42nd Mayor of Allentown
- In office March 29, 2018 – January 3, 2022
- Preceded by: Roger MacLean (acting)
- Succeeded by: Matthew Tuerk

Personal details
- Born: Raymond D. O'Connell December 10, 1949 (age 75)
- Political party: Democratic
- Spouse: Mary Beth
- Children: 2
- Alma mater: Kutztown University Lehigh University

= Ray O'Connell =

American politician

Ray O'Connell is an American politician who served as the 42nd Mayor of Allentown, Pennsylvania. He assumed the office on March 29, 2018 following the resignation of former mayor Ed Pawlowski.

O'Connell was selected to serve as mayor by the Allentown City Council in a 4-to-3 vote.

==Biography==
Prior to taking office as mayor, O'Connell was an educator and the executive director of secondary education for the Allentown School District and served as president of the Allentown City Council from 2015 until 2018.

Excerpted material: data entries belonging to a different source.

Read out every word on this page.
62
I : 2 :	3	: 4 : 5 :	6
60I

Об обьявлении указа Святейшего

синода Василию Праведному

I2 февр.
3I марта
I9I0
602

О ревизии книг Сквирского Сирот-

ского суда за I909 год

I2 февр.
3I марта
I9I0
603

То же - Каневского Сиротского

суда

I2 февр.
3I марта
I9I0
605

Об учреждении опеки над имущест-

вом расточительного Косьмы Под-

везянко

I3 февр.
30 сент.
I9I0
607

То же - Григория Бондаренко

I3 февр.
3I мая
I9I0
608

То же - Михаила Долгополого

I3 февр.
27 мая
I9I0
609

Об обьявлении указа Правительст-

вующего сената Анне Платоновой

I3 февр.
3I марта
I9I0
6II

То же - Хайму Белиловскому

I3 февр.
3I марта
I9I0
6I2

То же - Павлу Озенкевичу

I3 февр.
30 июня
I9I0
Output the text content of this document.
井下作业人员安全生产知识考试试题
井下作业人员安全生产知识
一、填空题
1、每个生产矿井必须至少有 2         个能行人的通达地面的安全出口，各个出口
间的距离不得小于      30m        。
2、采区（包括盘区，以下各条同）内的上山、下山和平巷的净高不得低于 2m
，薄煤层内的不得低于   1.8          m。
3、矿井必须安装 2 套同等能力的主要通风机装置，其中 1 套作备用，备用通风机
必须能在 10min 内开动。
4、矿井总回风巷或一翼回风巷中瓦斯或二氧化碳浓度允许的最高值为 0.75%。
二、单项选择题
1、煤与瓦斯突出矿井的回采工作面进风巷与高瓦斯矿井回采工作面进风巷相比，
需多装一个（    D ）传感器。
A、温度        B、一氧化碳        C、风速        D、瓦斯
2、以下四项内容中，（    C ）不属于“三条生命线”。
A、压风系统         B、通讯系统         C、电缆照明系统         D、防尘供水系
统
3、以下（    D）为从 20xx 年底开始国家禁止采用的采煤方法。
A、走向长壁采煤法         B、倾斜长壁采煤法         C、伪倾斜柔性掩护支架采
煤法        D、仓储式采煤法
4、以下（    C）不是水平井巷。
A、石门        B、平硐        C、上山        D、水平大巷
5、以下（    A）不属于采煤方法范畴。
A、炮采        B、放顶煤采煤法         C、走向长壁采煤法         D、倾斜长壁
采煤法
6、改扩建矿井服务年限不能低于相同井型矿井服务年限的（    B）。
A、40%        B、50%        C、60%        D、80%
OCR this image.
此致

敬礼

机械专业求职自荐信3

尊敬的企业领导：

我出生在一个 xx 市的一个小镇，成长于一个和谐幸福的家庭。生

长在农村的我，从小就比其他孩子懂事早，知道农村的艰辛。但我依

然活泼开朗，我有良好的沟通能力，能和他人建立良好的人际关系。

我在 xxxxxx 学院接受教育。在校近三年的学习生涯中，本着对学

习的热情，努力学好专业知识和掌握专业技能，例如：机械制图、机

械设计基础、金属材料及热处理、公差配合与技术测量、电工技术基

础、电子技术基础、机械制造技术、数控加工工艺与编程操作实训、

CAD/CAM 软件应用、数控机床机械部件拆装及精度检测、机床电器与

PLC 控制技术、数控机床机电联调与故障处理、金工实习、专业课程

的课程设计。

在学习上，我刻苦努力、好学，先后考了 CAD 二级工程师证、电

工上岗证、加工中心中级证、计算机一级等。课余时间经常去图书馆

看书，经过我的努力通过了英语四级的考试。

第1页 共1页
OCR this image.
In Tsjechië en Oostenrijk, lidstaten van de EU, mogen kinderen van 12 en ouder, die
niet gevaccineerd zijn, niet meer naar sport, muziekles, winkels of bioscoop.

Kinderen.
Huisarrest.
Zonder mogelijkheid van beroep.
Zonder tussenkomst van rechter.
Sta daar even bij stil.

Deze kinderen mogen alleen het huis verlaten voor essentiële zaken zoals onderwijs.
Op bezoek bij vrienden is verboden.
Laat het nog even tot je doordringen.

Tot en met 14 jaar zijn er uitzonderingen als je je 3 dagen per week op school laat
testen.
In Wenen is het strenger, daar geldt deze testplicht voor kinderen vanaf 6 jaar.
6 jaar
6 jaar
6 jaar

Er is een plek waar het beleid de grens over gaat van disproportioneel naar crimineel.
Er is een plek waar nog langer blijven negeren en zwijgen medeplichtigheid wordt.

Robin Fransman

O'Connell previously ran for mayor in 2017 in both the Democratic primary and as a write-in candidate in the general election, losing to incumbent mayor Pawlowski in both. O'Connell ran for election to finish Pawlowski’s mayoral term in 2019, and won the Democratic primary for the special election on May 21. He won the election to complete the term by a 2-to-1 margin in the general election on November 5, 2019.

In 2019, he announced that he would not seek re-election in 2021, but announced a bid for re-election in 2020.

O'Connell lost his re-election primary to former economic development official Matthew Tuerk.